A Chinese certificate authority (CA) appeared to be making a significant security blunder by handing out duplicate SSL certificates for a base domain if someone just has control over its any subdomain.
The certificate authority, named WoSign, issued a base certificate for the Github domains to an unnamed GitHub user.
But How? First of all, do you know, the traditional Digital Certificate Management System is the weakest link on the Internet today and has already been broken?
Billions of Internet users blindly rely on hundreds of Certificate Authorities (CA) around the globe to ensure the confidentiality and integrity of their personal data.
But, these CAs have powers to issue valid SSL cert for any domain you own, despite the fact you already have one purchased from another CA.
…and that’s the biggest loophole in the CA system.
In the latest case as well, WoSign issued a duplicate SSL certificate for GitHub domains without verifying ownership of the base domain.
The incident was first publicly disclosed by British Mozilla programmer Gervase Markham on Mozilla’s security policy mailing list saying the issue occurred over a year ago in July 2015 but went unreported.
"In June 2015, an applicant found a problem with WoSign’s free certificate service, which allowed them to get a certificate for the base domain if they were able to prove control of a subdomain," Markham wrote in the mailing list.
According to Markham, an unnamed security researcher accidentally discovered this security blunder when trying to get a certificate for ‘med.ucf.edu’ but mistakenly also applied for ‘www.ucf.edu’ and WoSign approved it, handing over the certificate for the university’s primary domain.
For testing purpose, the researcher also used this trick against Github base domains i.e. github.com and github.io, by proving his control over a user-based subdomain.
…And guess what? WoSign handed over the certificate for GitHub main domains, too.
The researcher reported this issue to WoSign by giving only the Github certificate as an example. Thus, the Chinese CA only revoked the GitHub certificate, despite revoking both the certificates.
Why Just One? It is quite possible that the CA company doesn’t have any tracking ability to discover and revoke all mistakenly issued base certificates for other domains by self-investigation even after getting informed of the problem.
The researcher recently got in touch with Google and reported that the ucf.edu cert had still not been revoked almost a year later.
How to check whether a rogue cert for your domain has been issued to someone else, probably a malicious attacker?
Solution: Certificate Transparency or CT, a public service that allows individuals and companies to monitor how many digital security certs have secretly been issued for their domains.

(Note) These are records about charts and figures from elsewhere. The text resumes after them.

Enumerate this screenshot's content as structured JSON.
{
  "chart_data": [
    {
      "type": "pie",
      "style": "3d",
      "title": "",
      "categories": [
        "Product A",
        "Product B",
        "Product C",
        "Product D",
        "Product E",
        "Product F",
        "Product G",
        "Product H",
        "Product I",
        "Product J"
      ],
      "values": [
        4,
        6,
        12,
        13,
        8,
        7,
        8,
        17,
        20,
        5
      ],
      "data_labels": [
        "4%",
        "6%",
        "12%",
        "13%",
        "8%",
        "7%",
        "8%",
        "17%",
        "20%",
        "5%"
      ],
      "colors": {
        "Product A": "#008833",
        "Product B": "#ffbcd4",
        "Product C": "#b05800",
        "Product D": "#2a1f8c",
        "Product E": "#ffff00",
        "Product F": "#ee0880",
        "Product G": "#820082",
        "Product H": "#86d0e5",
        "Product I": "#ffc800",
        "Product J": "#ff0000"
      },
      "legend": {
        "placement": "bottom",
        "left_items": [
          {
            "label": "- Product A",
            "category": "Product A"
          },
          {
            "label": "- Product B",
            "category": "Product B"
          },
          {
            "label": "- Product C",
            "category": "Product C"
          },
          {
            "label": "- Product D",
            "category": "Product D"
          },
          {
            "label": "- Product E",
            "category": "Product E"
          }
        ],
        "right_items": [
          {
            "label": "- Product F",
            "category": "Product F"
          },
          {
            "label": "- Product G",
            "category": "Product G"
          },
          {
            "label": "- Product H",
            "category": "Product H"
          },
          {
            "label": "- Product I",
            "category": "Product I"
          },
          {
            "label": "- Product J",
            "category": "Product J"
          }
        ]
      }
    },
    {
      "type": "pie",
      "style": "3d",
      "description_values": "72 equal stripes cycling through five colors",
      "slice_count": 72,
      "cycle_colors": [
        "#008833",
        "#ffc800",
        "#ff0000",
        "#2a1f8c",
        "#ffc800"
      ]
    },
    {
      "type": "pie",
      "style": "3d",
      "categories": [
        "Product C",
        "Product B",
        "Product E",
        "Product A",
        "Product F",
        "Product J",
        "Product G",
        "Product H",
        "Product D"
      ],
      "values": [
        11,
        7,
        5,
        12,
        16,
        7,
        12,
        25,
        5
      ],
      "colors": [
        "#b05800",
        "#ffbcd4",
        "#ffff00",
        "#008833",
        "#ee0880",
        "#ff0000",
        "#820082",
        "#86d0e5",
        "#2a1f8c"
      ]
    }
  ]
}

Certificate Transparency requires CAs to declare publicly (to Certificate Log) every digital cert they have generated. Even WoSign has participated in CT.
Certificate Log offers you a way to look up all of the digital certificates that have been issued for your domain name.
Also read: Learn How Certificate Transparency Monitoring Tool Helped Facebook Early Detect Duplicate SSL Certs?
Although Certificate Transparency doesn’t prevent CA from issuing forged certificates, it makes the process of detecting rogue certificates much easier.
Currently, Google, Symantec, DigiCert, and a few other CAs are hosting public CT logs.
You can try Google’s Certificate Transparency Lookup Tool or Comodo’s Certificate Transparency Search tool to check all certificates present in public Certificate Transparency logs that have been issued for your domain.
If you find a fraud certificate issued for your domain, report respective CA and address it immediately.